Sebagai pendatang baru di Betawi tentu semua yang ia saksikan pertama kali di Betawi sangat menakjubkan bila dibandingkan dengan kota Surabaya. Minke menggambarkan Kota Betawi sebagai kota yang dihiasi gedung bertingkat dengan kereta api canggih serta segala pemandangan tentang Ancol dan Kali Ciliwung.

Hari pertama kedatangan Minke ke Betawi sudah dihadiahi pengalaman yang sangat berarti dalam hidupnya. Baru beberapa jam datang ke sekolahnya STOVIA dia telah diundang oleh kawan lamanya seorang wartawan De Locomotief bernama Ter Haar untuk menghadiri undangan dari anggota Tweede Kamer. Tentu undangan ini tidak untuk sembarang orang. Atas dasar itu pula kepala sekolah mengizinkan Minke untuk menghadiri pertemuan tersebut.

Sebagai satu-satunya pribumi yang menghadiri pertemuan itu, Minke merasa bagaikan ‘monyet’ salah kandang. Namun, di akhir pertemuan itu Minke mendapat kesempatan untuk bertanya kepada pembesar yang hadir yang dalam hal ini adalah Generel van Heutsz and Ir. Van Kollewijn. Kesempatan ini tidak disia-siakan oleh Minke untuk melontarkan kritik pedasnya. 

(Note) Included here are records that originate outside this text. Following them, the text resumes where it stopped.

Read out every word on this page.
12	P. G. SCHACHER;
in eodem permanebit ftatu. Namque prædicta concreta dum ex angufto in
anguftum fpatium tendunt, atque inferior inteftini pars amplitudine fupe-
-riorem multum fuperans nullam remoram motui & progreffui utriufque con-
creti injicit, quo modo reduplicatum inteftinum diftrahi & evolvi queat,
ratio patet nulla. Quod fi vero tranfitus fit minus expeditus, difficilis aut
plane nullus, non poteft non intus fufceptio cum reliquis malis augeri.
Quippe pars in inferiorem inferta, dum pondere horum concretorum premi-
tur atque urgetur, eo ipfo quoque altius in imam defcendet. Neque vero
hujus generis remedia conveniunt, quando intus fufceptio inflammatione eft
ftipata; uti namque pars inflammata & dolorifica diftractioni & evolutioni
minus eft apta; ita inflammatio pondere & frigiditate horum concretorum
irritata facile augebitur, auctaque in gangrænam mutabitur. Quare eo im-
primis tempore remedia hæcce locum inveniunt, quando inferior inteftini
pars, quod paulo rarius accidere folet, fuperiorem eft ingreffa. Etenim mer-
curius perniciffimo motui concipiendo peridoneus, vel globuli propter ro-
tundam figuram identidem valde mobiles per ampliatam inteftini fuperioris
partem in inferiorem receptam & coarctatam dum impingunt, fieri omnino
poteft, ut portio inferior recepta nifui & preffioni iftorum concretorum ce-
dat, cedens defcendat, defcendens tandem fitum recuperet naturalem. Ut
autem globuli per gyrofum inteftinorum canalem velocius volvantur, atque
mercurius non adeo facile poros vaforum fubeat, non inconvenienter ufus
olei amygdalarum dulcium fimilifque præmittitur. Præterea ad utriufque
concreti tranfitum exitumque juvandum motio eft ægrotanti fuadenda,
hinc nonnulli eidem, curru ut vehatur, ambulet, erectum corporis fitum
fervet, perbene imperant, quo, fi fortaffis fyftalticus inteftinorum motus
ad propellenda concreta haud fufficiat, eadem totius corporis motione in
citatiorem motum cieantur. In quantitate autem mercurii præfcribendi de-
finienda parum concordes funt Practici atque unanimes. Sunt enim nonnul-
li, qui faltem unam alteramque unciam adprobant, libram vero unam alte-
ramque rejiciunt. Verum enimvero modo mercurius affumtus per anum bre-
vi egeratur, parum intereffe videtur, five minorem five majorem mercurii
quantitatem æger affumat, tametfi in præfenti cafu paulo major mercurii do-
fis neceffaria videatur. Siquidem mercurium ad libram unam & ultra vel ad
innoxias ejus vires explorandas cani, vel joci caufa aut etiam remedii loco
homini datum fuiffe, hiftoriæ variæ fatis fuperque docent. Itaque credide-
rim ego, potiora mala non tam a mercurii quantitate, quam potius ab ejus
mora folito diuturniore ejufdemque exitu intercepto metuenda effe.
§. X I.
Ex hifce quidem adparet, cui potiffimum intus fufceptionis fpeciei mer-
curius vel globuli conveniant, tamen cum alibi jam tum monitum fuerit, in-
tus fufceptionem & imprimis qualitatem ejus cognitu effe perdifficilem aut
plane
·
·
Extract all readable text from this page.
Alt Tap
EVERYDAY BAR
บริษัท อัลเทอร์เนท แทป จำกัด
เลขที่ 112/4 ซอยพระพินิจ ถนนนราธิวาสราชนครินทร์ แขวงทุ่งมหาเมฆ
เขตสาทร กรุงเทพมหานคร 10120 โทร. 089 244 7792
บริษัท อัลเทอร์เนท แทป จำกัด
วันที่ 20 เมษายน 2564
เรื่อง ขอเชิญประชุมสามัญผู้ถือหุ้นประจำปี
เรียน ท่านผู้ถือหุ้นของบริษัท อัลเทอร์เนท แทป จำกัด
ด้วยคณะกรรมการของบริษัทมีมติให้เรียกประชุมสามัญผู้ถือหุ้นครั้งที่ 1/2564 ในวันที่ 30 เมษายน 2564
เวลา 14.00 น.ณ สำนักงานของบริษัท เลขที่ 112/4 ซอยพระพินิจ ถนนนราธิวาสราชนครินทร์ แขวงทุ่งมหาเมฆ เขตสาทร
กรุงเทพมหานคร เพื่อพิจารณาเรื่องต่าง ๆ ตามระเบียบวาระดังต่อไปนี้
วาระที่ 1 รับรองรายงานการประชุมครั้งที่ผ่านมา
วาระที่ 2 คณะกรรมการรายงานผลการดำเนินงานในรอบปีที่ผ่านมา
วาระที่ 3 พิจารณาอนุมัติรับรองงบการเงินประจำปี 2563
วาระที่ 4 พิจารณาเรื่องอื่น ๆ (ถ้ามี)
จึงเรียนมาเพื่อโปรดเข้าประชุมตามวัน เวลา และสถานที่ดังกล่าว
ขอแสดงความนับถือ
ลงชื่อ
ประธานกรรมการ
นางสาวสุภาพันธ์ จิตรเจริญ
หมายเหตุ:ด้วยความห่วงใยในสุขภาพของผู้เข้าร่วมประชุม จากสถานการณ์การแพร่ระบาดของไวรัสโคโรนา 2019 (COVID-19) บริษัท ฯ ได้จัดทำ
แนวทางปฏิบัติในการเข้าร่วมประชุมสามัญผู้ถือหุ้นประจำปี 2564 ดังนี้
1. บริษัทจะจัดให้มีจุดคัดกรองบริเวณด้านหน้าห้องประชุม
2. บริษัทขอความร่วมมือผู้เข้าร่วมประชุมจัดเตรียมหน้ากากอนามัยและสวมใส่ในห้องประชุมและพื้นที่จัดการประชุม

Ketika diskusi menyangkut kerja bebas Minke bertanya “…tentang kerja bebas itu, Yang terhormat Anggota Tweede Kamer, apa juga berarti bebas mengucil dan mengusir petani yang tak mau menyewakan tanahnya pada pabrik Gula?”. Pertanyaan ditujukan kepada anggota dewan Tweede Kamer yang hadir khususnya Ir. Van Kollewijn. Tentu saja hal ini membuat berang yang ditanya yang menjadikan pertemuan itu menjadi memanas. Itulah Minke, yang selalu mampu menarik perhatian para penjajah kolonial.

Pada akhirnya Minke dipecat dari STOVIA dan semua itu merupakan titik balik dari perjuangan Minke untuk berubah menjadi manusia bebas. Baginya pemecatan itu merupakan  rahmat dan pintu pembebasan dari belenggu-belenggu aturan yang mengikat jiwa bebasnya. Terinspirasi oleh mantan istrinya Mei, Ter Haar, dan Dokter Jawa yang pernah memberikan ceramah di sekolahnya dulu, ia mulai memberanikan diri untuk berorganisasi. Kata-kata Ter Haar membahana di ruang kepalanya “perjuangan di zaman modern membutuhkan cara-cara yang modern pula: berorganisasi”. 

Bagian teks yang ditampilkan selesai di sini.